Freitag, 7. Juli, Einlass ab 19:00 Uhr, Beginn 19.30 Uhr, Fundbureau: Filmprogramm. „Sternbrücke“ (D 2013, 23 Min., Regie: Jonas Schaul) und „Sternstunde Null“ (D 2021, 45 Min., Regie: Paul Uhlig). Im Anschluss Filmgespräch mit den Filmemachern. In Kooperation mit dem B-Movie-Kino. Eintritt gegen Spende. www.b-movie.de

Samstag, 8. Juli, 16 Uhr: Biodiversität in der Pflasterritze. Botanische Überraschungen am Straßenrand rund um die Sternbrücke. Andromeda von Prondzinski

Sonntag, 9. Juli, 16 Uhr: Lauschen und Rauschen – ein Soundwalk an der Sternbrücke. Manuel Gies (Spaziergang) http://spaziergaeng.de/soundwalks/

Mittwoch, 12.07. 19:30 Uhr Bar 227: Initiative Sternbrücke präsentiert: Sternbrücke. Die Chronik einer misslungenen Planung. Vortrag von Ulrich Meyer (WP Ingenieure). Eine überdimensionierte Brücke von 108 Meter Länge und 26 Meter Höhe, mitten in einem engbebauten Stadtteil, der so dicht besiedelt ist, wie kaum kein anderer in Hamburg. Wie konnte es dazu kommen? Welche Planungsautomatismen sind von Senat und Bahn hier in Gang gesetzt worden, ohne die Angemessenheit der Konstruktion und die Auswirkungen auf das Klima zu hinterfragen? Dr. Ulrich Meyer, Partner und Geschäftsführer des Hamburger Ingenieursbüros WP Ingenieure, hat sich mit diesen Fragen auseinandergesetzt. Er nimmt den Planungsprozess unter die Lupe und erklärt das Geschehen wie ein Forensiker den Tathergang eines Verbrechens. Angestoßen von Ideen des Architekten Karsten Brauer, zeigt er eigene konkrete Ideen, wie eine neue Sternbrücke aussehen könnte: Städtebaulich verträglich, klimafreundlicher im Bau und trotzdem den Verkehrsanforderungen genügend.

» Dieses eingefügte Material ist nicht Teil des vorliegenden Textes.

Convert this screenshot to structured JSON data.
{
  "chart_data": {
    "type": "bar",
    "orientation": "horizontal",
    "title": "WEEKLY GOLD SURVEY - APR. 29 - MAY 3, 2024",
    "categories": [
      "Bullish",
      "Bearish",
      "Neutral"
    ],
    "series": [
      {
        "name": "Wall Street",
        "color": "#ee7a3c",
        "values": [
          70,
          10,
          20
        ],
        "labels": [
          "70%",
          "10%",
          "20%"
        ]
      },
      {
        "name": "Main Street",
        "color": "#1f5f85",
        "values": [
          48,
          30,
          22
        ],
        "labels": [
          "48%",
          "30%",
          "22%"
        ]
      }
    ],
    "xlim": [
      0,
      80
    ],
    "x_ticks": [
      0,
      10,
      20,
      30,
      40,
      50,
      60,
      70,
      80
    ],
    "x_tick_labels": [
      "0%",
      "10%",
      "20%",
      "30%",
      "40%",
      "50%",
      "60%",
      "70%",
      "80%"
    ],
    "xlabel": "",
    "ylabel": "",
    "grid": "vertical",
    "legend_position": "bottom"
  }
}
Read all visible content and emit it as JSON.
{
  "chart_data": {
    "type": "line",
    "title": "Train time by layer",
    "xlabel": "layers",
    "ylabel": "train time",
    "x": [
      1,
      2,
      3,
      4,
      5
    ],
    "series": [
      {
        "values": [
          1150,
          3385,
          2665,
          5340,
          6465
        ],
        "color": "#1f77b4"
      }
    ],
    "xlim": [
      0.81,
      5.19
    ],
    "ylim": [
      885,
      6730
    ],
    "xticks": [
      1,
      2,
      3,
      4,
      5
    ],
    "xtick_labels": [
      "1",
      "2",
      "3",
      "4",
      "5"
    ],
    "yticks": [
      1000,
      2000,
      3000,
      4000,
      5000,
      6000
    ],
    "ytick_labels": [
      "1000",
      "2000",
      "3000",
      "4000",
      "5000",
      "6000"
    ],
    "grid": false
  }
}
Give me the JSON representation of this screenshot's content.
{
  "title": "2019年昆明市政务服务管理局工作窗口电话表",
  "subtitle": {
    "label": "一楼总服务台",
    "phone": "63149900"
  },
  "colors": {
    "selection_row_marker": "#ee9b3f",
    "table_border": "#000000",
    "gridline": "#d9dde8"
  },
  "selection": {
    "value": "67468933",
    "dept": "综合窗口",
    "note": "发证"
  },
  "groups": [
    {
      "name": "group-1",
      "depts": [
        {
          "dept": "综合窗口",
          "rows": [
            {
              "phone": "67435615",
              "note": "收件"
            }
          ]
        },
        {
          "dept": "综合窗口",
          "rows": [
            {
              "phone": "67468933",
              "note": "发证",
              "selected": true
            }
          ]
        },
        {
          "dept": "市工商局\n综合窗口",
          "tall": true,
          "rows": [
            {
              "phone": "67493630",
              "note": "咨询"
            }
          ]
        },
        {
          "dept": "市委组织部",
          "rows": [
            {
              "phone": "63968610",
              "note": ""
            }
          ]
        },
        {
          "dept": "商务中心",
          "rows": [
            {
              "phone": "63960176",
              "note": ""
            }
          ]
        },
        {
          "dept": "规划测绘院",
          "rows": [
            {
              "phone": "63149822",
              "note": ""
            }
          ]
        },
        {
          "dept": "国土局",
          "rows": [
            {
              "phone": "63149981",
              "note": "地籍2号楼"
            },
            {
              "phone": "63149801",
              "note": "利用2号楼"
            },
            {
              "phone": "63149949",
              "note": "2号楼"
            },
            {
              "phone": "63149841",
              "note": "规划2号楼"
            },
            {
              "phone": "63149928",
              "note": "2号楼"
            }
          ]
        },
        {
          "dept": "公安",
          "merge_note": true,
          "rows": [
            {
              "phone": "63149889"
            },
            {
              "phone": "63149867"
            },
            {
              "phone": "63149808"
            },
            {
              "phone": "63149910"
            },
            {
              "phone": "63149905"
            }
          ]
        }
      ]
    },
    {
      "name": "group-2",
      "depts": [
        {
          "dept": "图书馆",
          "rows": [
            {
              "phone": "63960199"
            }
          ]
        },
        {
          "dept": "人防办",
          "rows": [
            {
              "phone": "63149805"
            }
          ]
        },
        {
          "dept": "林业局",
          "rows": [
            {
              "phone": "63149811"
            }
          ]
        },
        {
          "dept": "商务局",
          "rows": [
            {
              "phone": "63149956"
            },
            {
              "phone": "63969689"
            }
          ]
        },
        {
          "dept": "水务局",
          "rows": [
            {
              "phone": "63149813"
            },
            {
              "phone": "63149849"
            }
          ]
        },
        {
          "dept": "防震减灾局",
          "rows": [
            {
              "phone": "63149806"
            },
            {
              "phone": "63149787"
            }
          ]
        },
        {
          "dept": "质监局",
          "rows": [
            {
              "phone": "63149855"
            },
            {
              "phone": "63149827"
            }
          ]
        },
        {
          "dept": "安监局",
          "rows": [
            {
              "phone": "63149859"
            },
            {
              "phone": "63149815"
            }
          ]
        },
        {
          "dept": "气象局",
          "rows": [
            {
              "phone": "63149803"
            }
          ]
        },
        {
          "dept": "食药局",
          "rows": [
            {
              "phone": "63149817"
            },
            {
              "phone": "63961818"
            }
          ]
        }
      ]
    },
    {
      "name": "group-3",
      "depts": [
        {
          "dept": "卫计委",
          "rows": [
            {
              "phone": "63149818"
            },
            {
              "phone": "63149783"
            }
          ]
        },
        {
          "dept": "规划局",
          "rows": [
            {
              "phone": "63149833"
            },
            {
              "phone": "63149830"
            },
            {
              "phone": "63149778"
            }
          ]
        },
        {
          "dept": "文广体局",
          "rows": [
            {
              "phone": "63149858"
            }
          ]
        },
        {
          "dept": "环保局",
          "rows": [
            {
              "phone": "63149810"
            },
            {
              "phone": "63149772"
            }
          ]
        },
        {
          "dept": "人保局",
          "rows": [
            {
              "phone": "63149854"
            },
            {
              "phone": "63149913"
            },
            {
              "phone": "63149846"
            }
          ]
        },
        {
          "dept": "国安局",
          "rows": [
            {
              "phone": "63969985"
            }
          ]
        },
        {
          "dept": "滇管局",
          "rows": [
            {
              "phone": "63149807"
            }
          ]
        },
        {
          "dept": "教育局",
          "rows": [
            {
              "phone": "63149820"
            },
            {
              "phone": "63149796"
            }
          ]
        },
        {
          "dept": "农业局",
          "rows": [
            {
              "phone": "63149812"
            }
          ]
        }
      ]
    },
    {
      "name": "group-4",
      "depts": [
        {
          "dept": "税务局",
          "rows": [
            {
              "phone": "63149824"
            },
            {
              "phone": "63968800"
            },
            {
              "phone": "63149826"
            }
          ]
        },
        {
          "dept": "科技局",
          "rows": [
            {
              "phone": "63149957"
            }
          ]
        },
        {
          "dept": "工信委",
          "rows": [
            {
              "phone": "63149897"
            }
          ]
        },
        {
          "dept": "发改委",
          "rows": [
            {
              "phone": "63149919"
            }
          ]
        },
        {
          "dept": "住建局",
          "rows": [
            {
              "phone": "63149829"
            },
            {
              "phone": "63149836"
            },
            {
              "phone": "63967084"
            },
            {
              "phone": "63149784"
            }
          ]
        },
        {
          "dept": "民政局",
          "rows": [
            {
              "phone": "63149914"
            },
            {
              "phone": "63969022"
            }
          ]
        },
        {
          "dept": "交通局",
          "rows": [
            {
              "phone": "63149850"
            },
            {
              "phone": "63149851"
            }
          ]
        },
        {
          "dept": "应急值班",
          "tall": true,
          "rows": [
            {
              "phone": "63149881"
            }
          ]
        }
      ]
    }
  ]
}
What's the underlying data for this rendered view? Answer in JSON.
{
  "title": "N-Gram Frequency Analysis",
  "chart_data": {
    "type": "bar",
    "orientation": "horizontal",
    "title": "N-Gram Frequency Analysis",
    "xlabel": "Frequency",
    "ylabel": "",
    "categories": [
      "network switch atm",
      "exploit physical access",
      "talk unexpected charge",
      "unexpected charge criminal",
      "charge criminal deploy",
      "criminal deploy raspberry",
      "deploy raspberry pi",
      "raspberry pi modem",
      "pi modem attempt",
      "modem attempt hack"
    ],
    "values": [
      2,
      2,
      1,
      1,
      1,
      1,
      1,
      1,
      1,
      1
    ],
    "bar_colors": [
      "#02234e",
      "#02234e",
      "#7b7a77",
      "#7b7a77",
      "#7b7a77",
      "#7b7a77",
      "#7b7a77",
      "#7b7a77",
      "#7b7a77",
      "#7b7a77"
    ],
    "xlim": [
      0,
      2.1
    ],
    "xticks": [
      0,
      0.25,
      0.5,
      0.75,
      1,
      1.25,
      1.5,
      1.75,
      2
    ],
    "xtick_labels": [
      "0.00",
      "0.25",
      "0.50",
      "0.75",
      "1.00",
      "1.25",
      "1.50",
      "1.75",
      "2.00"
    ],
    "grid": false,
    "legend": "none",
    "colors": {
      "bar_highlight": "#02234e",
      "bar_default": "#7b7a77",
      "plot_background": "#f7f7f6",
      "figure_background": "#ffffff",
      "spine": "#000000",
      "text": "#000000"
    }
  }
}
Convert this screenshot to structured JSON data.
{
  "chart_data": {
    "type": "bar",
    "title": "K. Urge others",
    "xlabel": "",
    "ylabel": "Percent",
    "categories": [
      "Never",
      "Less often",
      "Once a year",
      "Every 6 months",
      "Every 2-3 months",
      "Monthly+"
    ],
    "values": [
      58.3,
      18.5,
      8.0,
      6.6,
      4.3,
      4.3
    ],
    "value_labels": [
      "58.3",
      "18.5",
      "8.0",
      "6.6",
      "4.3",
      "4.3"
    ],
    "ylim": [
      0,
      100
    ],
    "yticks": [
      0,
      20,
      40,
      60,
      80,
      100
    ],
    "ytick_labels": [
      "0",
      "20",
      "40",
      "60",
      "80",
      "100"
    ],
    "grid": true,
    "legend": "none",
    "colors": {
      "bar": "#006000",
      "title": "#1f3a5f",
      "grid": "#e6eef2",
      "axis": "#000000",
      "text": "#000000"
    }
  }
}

Donnerstag,13, bis Sonntag, 16. Juli: Wovon träumt die Brücke? – Erarbeitung eines Hörstücks mit Kindern und Jugendlichen, radioPOL (Anmeldung erbeten: post@johannaklier.net). Wovon träumt die Brücke? Mit diesen und noch anderen Fragen im Gepäck sammeln, schneiden und senden wir mit euch vier Tage lang Stimmen, Geräusche, Musik und Sounds an der Kreuzung unter der Brücke. Dazu bauen wir eine kleine Live-Radio- und Aufnahmestation direkt vor Ort auf. Gemeinsam mit euch konzipieren und produzieren wir ein Hörspektakel fürs Radio. http://radiopol.org/

Alle Veranstaltungen finden an der Sternbrücke statt. Treffpunkt ist das Künstlerhaus Faktor. Der Eintritt/die Teilnahme ist kostenfrei – Das „Archiv Sternbrücke“ freut sich über Spenden.